Verrall told Newsroom there’s a “complicated relationship between public licence and the reality of Covid”.

“All public health interventions depend on people being motivated to sustain them over time.”

That includes everything from vaccinations to hand-washing and masks.

“So, I see the big challenge for health being not about mandates, but about how we really keep that awareness and motivation going in the population.”

Verrall said it was important to make masks widely available and, even where mandates don’t exist, be really clear about what the recommendation is around wearing them.

“A lot of people may have reduced their mask use because they’ve recently had Covid, so it’s important we’re out there saying you can be reinfected by Covid.

“I don’t agree that people think [Covid’s] over or there’s some really simplistic thought about it, I just think with everything it’s hard to sustain behaviours over time,” Verrall said.

All these requirements fall under the Covid Protection Framework, also known as the traffic light system, and whether that will continue to be the right model will also have to be reviewed.

The legislation that allows for the public health orders has a sunset clause that expires in April next year, she said.

Since vaccine mandates were stripped out of the traffic light system on April 4, the only vaccination requirements left are for health and disability workers and for overseas tourists.

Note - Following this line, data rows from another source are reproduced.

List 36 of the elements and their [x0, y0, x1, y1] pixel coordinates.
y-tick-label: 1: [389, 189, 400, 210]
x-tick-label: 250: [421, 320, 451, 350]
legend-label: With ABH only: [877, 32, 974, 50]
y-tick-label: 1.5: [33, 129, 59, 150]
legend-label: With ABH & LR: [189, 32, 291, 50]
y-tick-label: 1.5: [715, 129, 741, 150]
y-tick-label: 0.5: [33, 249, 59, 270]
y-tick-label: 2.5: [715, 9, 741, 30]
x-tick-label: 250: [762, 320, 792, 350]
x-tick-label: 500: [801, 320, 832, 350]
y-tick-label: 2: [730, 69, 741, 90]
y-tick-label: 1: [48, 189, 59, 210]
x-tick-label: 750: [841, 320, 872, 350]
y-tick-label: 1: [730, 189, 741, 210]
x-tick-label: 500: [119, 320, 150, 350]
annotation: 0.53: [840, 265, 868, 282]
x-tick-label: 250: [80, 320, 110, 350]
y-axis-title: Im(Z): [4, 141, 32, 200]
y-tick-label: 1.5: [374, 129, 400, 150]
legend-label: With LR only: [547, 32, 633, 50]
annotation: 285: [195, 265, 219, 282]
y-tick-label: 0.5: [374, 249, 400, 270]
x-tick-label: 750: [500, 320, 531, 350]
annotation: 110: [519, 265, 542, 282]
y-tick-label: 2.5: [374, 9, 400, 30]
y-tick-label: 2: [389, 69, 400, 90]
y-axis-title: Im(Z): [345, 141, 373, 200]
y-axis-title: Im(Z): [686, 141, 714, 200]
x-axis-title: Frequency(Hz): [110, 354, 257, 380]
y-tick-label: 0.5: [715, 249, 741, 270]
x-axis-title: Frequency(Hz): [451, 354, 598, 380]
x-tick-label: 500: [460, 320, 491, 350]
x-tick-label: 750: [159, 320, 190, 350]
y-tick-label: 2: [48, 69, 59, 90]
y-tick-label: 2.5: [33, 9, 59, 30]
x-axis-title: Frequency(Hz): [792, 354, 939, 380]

Border open for vaccinated tourists

New Zealand’s border reopened to all remaining tourists and visa holders on Sunday, and while most airlines have dropped vaccination requirements, only New Zealand citizens and residents can arrive unvaccinated.

Australia has dropped its vaccination requirements for tourists but New Zealand doesn’t look set to follow suit anytime soon.

Verrall told Newsroom the main consideration around letting unvaccinated tourists into the country is what impacts that would have on the health system.

Despite it being summer, the United Kingdom, European and some American hospitals are under considerable pressure at the moment after dropping most public health restrictions.

On that basis, Verrall says she still has “considerable uncertainty’’ as to whether vaccination requirements for tourists will drop in time for New Zealand’s summer.

There are other barriers too, she says, like how many tourists will be able to travel with availability of flights and the overall disruption in the global travel system.

“The point I’d make is I don’t necessarily see summer as the relief to these problems because of what I’ve seen overseas.”

Jo Moir is Newsroom's political editor.